[Beowulf] Tyan S2882
Mark Hahn
hahn at physics.mcmaster.ca
Tue Sep 26 08:14:45 PDT 2006
> We are currently deploying Tyan S2882 Dual Opteron Boards, and we have
these are older, well-known, widely installed and certainly _can_ run stable.
> found the system to be quite unstable. After BIOS updates and kernel
> changes we still get random kernel panics when under load.
have you run memtest86? are you monitoring temperatures?
(and perhaps voltages)
> So far we have solved the
> - broken BIOS problem with an update to the most recent BIOS.
due to a newer cpu? the cluster I have with S2882's (mixed with
S2881's, I think) hasn't needed any updates, but it's not using
dual-core or anything exotic.
> - Discovered that some power supplies can produce problems
> http://www.anandtech.com/mb/showdoc.aspx?i=2608
I have a hard time believing this is specific to antec+tyan.

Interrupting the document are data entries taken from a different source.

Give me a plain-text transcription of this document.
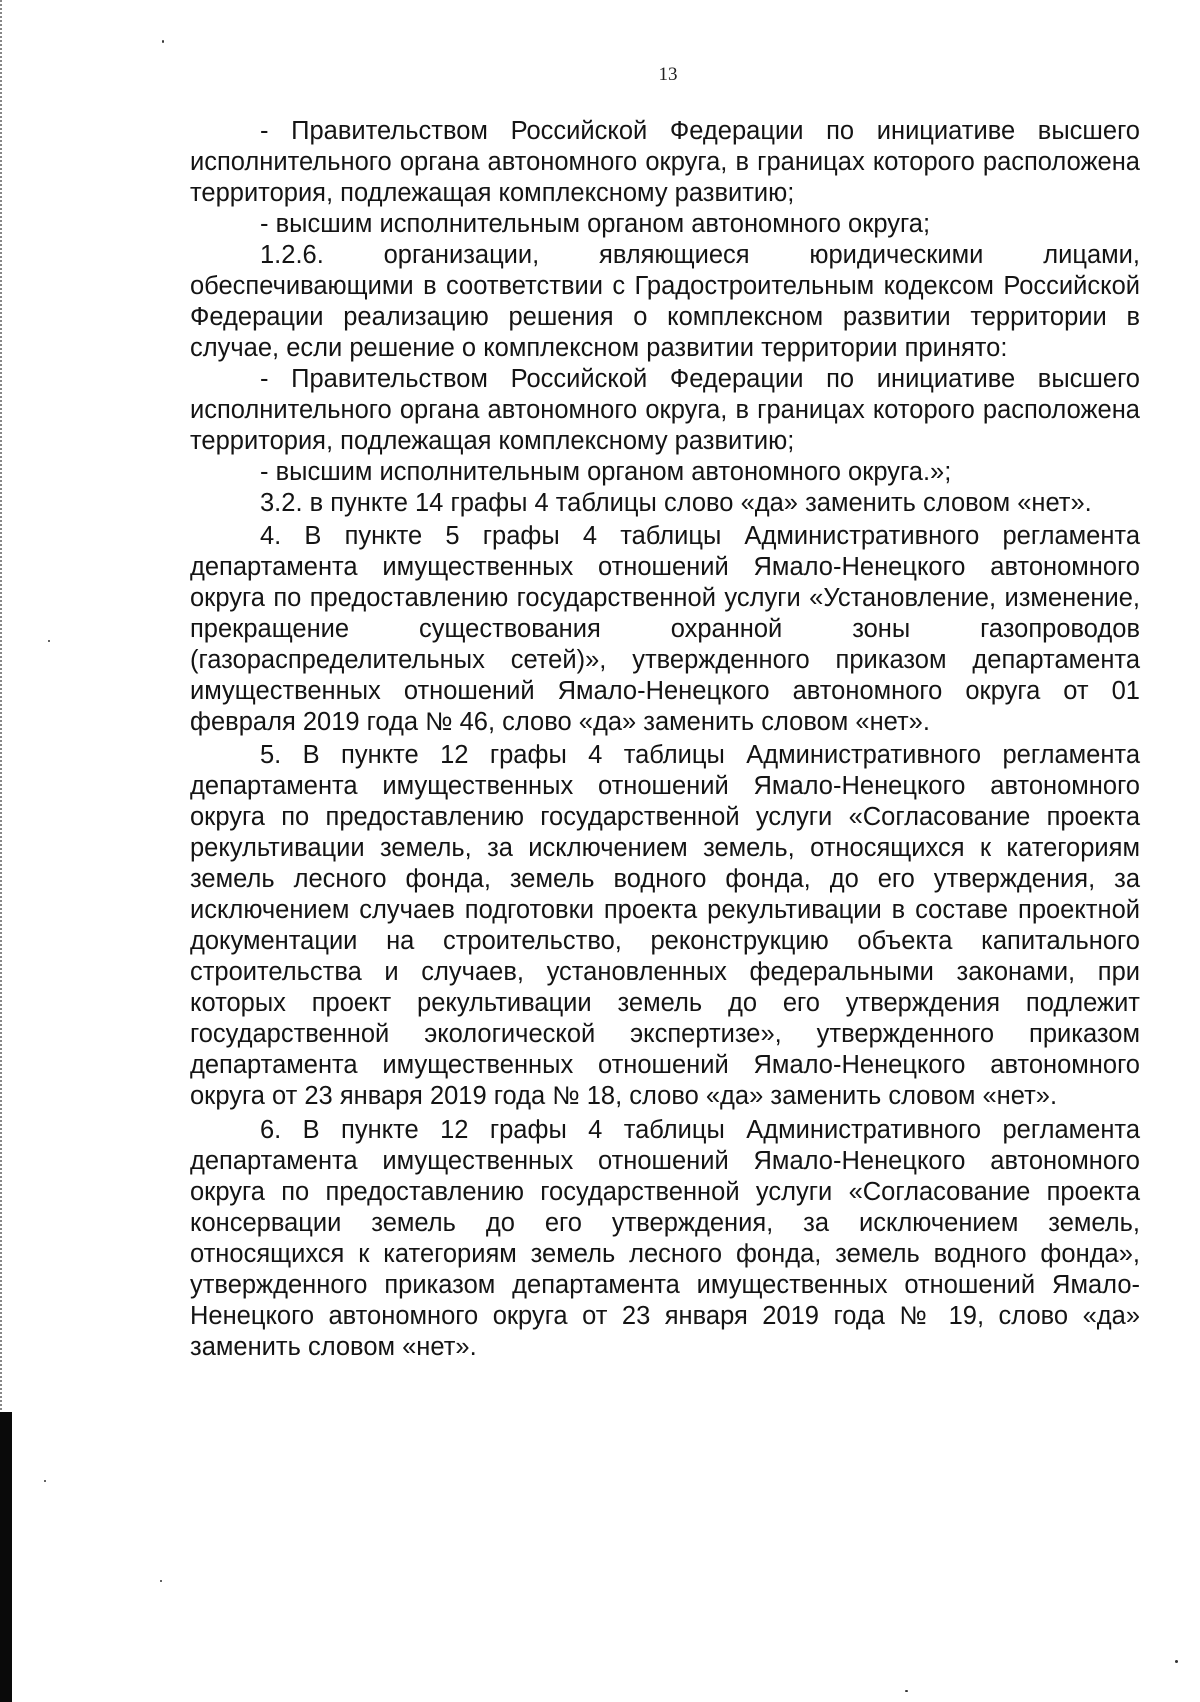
13

- Правительством Российской Федерации по инициативе высшего исполнительного органа автономного округа, в границах которого расположена территория, подлежащая комплексному развитию;

- высшим исполнительным органом автономного округа;

1.2.6. организации, являющиеся юридическими лицами, обеспечивающими в соответствии с Градостроительным кодексом Российской Федерации реализацию решения о комплексном развитии территории в случае, если решение о комплексном развитии территории принято:

- Правительством Российской Федерации по инициативе высшего исполнительного органа автономного округа, в границах которого расположена территория, подлежащая комплексному развитию;

- высшим исполнительным органом автономного округа.»;

3.2. в пункте 14 графы 4 таблицы слово «да» заменить словом «нет».

4. В пункте 5 графы 4 таблицы Административного регламента департамента имущественных отношений Ямало-Ненецкого автономного округа по предоставлению государственной услуги «Установление, изменение, прекращение существования охранной зоны газопроводов (газораспределительных сетей)», утвержденного приказом департамента имущественных отношений Ямало-Ненецкого автономного округа от 01 февраля 2019 года № 46, слово «да» заменить словом «нет».

5. В пункте 12 графы 4 таблицы Административного регламента департамента имущественных отношений Ямало-Ненецкого автономного округа по предоставлению государственной услуги «Согласование проекта рекультивации земель, за исключением земель, относящихся к категориям земель лесного фонда, земель водного фонда, до его утверждения, за исключением случаев подготовки проекта рекультивации в составе проектной документации на строительство, реконструкцию объекта капитального строительства и случаев, установленных федеральными законами, при которых проект рекультивации земель до его утверждения подлежит государственной экологической экспертизе», утвержденного приказом департамента имущественных отношений Ямало-Ненецкого автономного округа от 23 января 2019 года № 18, слово «да» заменить словом «нет».

6. В пункте 12 графы 4 таблицы Административного регламента департамента имущественных отношений Ямало-Ненецкого автономного округа по предоставлению государственной услуги «Согласование проекта консервации земель до его утверждения, за исключением земель, относящихся к категориям земель лесного фонда, земель водного фонда», утвержденного приказом департамента имущественных отношений Ямало-Ненецкого автономного округа от 23 января 2019 года № 19, слово «да» заменить словом «нет».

yes, certainly, PS's are a sensitive point, especially if you've
got heavily-configured systems.
> - FS corruption due to a firmeware problem in a RAID hardware board
therefore not related to the MB, right?
> - MCE chipkill errors (non-fatal) due to apparent bad RAM
also not related to the MB, right? also, you really should expect
some small rate of corrected ECC's on any system; it's only a high
rate that's a problem (or uncorrectable ones, of course...)
> To be solved:
> - random kernel panics that take out the logging even when all debug
> flags are set in the kernel, as it fails to sync the disc during the
> kernel panic.
but kernel panics never sync - after all, a panic is specifically
an event from which you can't continue in any way. or am I misunderstanding
what you're saying?
it sounds like you've done a lot of debugging already, but I'd recommend
going back to basics. remove all the io devices, disks, etc and see
whether the board+cpu+memory can run stably, etc.